“Are you sure you belong on the [Patheos] Evangelical channel?” I’ve asked myself that same question every so often since coming here in 2016, so it was interesting to see it head a post at a new neighbor of ours: Anabaptist Revisions, written by pastor-scholar David Cramer. “It’s a fair question,” he admitted, since there’s historically been no shortage of mutual suspicion between evangelicals and their Anabaptist cousins. But I’m glad that David decided he did belong here.
It’s not the first time he has straddled these two worlds, so I’m looking forward to seeing how David will continue to wrestle with what it means to be an Anabaptist at Patheos Evangelical. Here’s why I think our readers are going to be all the better for it.
Evangelicals and Anabaptists actually have much in common.
I first encountered David six years ago, after reading a book he edited with recent Anxious Bench guest-blogger Jared Burkholder. Entitled The Activist Impulse: Essays on the Intersection of Evangelicalism and Anabaptism, it brought together scholars from both camps, including our own David Swartz (previewing a theme from his Moral Minority book), our friend John Fea, Mennonite historians like Steve Nolt and John Roth (whose address at the 2008 meeting of the Conference on Faith and History helped inspire the project), and George Marsden (whose foreword warned that “no one today can plausibly claim to represent or speak for evangelicalism as a whole.”) In their introduction, David and Jared argued from recent history that
both evangelicals and Anabaptist, while sharing space on the margins of American society, have manifest a shared commitment—an “impulse”—to engage American society through religiously motivated activism.

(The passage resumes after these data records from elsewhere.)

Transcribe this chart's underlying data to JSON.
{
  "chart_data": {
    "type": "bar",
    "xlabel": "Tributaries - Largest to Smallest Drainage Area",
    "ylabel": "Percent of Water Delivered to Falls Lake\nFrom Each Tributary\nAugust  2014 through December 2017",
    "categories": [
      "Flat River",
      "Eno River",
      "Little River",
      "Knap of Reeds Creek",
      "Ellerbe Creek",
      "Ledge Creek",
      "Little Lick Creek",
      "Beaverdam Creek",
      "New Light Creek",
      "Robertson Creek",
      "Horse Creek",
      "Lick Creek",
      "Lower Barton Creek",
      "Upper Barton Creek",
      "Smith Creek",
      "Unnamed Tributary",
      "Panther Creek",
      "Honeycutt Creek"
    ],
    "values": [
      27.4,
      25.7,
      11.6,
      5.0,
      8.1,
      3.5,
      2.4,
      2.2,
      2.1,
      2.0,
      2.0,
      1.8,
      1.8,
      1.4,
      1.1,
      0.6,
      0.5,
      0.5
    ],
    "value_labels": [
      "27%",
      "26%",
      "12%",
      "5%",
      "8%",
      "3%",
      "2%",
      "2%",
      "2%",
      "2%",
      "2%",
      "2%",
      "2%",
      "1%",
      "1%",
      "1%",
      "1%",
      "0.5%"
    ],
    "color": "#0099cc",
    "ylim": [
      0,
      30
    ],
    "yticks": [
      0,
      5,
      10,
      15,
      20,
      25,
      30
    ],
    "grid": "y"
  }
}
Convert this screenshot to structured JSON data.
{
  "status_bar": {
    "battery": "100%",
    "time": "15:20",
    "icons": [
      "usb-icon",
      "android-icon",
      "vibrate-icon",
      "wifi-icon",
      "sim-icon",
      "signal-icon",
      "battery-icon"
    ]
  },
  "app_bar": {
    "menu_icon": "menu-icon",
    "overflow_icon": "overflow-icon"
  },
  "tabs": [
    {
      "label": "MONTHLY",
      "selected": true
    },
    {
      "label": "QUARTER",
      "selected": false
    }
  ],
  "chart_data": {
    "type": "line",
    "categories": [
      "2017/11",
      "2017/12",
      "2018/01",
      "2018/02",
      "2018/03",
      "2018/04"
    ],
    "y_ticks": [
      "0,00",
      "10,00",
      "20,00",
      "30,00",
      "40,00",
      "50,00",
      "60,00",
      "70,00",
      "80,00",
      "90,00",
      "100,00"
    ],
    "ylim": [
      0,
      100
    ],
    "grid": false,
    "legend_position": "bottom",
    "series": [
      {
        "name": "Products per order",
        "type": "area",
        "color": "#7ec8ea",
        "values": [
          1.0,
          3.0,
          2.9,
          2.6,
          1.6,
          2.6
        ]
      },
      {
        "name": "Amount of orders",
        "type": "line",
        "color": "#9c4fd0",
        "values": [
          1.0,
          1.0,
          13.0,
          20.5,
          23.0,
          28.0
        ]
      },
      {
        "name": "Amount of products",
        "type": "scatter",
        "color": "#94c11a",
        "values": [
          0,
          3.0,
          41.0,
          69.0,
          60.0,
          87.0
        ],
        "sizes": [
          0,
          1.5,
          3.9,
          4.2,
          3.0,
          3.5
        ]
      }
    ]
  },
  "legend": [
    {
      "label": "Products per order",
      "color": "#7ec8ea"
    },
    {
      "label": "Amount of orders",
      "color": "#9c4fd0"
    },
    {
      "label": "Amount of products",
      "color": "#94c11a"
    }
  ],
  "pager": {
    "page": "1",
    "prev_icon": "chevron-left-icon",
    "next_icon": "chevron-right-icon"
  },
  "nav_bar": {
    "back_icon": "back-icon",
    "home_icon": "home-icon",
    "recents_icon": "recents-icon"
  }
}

While acknowledging that Anabaptists often suspected that evangelical influence corrodes ethnic identity and Peace Church commitment and that evangelicals sometimes classed Mennonite ethics with “liberalism,” David and Jared nonetheless hoped to “offer a glimpse into the richness of Kingdom living that is at once irreducibly evangelical and unabashedly Anabaptist.” I’m a Pietist rather than an Anabaptist, but I look forward to seeing Anabaptist Revisions continue to offer such glimpses.
Evangelicals have much to learn from Anabaptists.
Two years ago David Swartz mused here that the 2016 election might help evangelicals to free themselves “from the constraints of a two-party system grounded in realpolitik” and “invest in a robust theology of shalom.” Based on what we know of their voting that year — and their responses to political polls for most of the first half of the Trump presidency — I’m not sure that many evangelicals were ultimately convinced that “[i]t’s a good time to be an Anabaptist.”
But in a month that has seen small but real hints of evangelical discontent with the 45th president, it’s a good time for Patheos Evangelical to host an Anabaptist blog. The coauthor of a forthcoming book on Christian nonviolence, David can share alternative perspectives on witness, discipleship, culture, and justice that start from a high view of Scripture, are animated by an “activist impulse,” and yet end up being markedly different from the political theologies prevailing in white evangelicalism. Perhaps especially because they’re rooted in historic experiences of persecution far worse than anything 21st century white evangelicals imagine themselves to be suffering.
(Not disembodied Anabaptism, that is, but complicated reality.)
At the same time, I appreciate that David’s starting point — as hinted at in his blog’s title — is the desire to compare and contrast “Mennonite reality” with supposedly pristine “Anabaptist visions” like the one famously put forward by Harold Bender in 1943… or the “disembodied” neo-Anabaptism that I used to see in Christian college students who liked what they’d read of John Howard Yoder (or, more often, Greg Boyd’s rewrite of Yoder) but ended up finding actual Anabaptist-Mennonite church life as disappointing as what they’d experienced in the megachurches of their youth. (To say nothing of disillusionment with Yoder himself, on which David has also written.)
Like David, I’m taken with the revisionism of Mennonite scholars like John Roth, who has argued that “many of the themes that gave coherence to the Anabaptist movement also carried within themselves a number of inherent tensions or contradictions.” All the more so because he now works as a bivocational pastor with dual roles at an Anabaptist seminary, I expect David will end up exploring several of the “native dilemmas and disequilbria” that ultimately defined Anabaptism for another Goshen College historian, Theron Schlabach.
In the process, I think David can hold up a mirror for evangelical readers, helping them to recognize the “inherent tensions or contradictions” between disembodied definitions of evangelicalism and the complex historical experiences of their own “flesh-and-blood” churches and institutions.
While I’m at it, let me also recommend two other Anabaptist resources for evangelicals to read… First, Messiah College professor Drew Hart’s Trouble I’ve Seen, which, as Jared Burkholder recently explained, “roots the solution of racial reconciliation” in the teachings of the Sermon on the Mount. Second, the Anabaptist Historians blog, which also uses revisionist scholarship to complicate the story of Anabaptism. Here too, race is a critically important topic, but you also won’t want to miss recent posts on Mennonites and the Holocaust.